The third and final myth is that proponents of traditional marriage are "writing discrimination into the Constitution." This argument is both curious and offensive. In testimony earlier this month, the NAACP declined to oppose traditional marriage laws - and I notice today that the ABA is neutral as well. If marriage were about discrimination, surely both the NAACP and the ABA would oppose it. But it is not, and they did not. At that same hearing, Reverend Richard Richardson of the Black Ministerial Alliance and Pastor Daniel de Leon of Templo Calvario offered powerful testimony about the importance of traditional marriage to their communities - communities that are all too familiar with the scourge of discrimination.
But there is something even more pernicious about this claim of "writing discrimination into the Constitution." Let me repeat what I said earlier: it is precisely because some activists believe that traditional marriage is about discrimination, that they believe that all traditional marriage laws are unconstitutional and therefore must be abolished by the courts. These activists have left the American people with no middle ground here. They accuse others of writing discrimination into the Constitution, yet they are the ones writing the American people out of our constitutional democracy.

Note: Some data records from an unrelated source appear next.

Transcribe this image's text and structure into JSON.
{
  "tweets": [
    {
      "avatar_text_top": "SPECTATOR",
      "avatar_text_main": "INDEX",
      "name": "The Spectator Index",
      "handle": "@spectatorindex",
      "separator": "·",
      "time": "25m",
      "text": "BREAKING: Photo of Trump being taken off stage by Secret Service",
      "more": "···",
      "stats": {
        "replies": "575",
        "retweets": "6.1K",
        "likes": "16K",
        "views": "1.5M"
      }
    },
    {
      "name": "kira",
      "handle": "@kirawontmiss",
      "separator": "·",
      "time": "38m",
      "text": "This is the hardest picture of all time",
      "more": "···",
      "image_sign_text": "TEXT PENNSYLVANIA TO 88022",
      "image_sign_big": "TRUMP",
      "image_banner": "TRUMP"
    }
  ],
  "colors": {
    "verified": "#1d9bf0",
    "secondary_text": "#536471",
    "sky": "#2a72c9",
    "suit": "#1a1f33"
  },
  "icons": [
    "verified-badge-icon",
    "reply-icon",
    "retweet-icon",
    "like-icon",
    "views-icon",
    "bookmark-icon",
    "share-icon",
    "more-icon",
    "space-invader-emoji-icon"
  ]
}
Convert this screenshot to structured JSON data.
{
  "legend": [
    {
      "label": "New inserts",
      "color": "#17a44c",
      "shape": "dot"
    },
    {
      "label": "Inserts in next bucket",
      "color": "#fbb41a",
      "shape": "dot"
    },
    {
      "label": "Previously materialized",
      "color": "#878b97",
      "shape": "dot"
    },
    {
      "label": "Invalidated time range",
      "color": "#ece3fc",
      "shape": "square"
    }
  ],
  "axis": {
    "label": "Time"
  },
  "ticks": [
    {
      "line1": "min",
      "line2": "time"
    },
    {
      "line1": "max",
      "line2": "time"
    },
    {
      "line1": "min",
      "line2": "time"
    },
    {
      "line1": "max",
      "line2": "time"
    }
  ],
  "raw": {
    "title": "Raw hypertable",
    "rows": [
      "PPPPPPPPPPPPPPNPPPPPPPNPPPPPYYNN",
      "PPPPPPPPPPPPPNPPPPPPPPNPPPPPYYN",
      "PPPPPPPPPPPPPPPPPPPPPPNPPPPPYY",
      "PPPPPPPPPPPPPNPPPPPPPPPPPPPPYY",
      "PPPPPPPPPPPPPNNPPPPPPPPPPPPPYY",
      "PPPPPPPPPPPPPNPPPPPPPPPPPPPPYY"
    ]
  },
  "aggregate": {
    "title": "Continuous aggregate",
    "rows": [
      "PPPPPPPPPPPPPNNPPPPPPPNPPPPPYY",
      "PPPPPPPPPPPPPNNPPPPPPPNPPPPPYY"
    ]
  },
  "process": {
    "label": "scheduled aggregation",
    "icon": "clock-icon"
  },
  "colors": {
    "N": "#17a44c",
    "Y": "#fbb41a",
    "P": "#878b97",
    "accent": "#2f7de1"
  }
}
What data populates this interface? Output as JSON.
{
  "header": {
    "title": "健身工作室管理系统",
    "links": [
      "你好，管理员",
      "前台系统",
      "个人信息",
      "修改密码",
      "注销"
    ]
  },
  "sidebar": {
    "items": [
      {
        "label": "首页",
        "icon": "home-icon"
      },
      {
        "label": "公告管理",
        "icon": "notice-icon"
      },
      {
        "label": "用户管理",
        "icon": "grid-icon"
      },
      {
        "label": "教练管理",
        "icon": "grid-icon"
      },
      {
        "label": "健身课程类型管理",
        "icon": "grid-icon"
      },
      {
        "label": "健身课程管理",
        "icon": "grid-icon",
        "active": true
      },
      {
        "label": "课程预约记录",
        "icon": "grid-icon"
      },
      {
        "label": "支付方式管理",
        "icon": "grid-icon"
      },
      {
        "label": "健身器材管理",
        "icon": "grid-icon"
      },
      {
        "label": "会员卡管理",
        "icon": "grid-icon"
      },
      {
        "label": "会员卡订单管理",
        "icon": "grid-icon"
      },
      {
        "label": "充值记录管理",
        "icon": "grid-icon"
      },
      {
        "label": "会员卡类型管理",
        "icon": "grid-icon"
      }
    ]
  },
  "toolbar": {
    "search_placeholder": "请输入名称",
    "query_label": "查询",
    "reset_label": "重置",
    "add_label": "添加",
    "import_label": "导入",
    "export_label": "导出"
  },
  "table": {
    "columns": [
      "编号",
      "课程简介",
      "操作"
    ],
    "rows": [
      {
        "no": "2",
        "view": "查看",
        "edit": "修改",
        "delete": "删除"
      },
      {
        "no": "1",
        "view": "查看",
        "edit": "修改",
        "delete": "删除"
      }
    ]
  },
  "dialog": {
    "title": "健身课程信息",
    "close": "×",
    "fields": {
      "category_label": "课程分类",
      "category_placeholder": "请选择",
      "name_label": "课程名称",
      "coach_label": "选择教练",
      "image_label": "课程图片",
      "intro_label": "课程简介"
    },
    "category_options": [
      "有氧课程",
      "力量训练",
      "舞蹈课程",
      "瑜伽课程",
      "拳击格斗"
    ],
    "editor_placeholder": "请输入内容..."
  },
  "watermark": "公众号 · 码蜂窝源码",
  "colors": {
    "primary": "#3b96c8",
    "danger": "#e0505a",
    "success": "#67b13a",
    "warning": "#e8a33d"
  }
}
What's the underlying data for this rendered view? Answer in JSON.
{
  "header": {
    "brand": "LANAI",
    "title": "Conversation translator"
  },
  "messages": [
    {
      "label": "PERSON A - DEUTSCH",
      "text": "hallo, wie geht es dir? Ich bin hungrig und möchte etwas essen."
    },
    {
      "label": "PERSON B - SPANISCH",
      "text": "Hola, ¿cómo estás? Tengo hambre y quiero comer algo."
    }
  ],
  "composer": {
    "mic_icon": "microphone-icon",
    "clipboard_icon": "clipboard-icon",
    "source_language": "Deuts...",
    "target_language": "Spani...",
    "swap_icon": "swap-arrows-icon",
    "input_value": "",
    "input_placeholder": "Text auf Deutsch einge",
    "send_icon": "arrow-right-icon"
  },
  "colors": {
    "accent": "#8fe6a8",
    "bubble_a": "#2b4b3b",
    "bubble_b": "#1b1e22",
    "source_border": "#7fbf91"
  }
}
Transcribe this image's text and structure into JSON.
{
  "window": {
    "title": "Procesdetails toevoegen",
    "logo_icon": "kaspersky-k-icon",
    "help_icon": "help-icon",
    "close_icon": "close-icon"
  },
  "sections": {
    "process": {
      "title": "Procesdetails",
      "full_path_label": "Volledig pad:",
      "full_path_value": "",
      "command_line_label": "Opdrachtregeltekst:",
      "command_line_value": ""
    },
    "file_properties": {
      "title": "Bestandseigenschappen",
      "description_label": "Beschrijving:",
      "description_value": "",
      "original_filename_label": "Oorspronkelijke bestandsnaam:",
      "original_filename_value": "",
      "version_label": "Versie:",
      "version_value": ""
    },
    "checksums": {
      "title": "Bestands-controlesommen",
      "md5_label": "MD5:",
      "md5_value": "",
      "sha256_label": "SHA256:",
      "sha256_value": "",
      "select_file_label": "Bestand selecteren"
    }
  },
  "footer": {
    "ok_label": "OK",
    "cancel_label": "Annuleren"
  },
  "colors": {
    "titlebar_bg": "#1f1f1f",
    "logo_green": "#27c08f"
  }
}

So supporters of traditional marriage are faced with an unhappy task. Either we give up the traditional institution of marriage to activists in the streets and on the bench, who see marriage as nothing more than discrimination - or we enshrine the traditional institution of marriage with the constitutional protection that our children need and deserve.
The traditional institution of marriage is too important. It is worth defending. So today, an important constitutional process begins.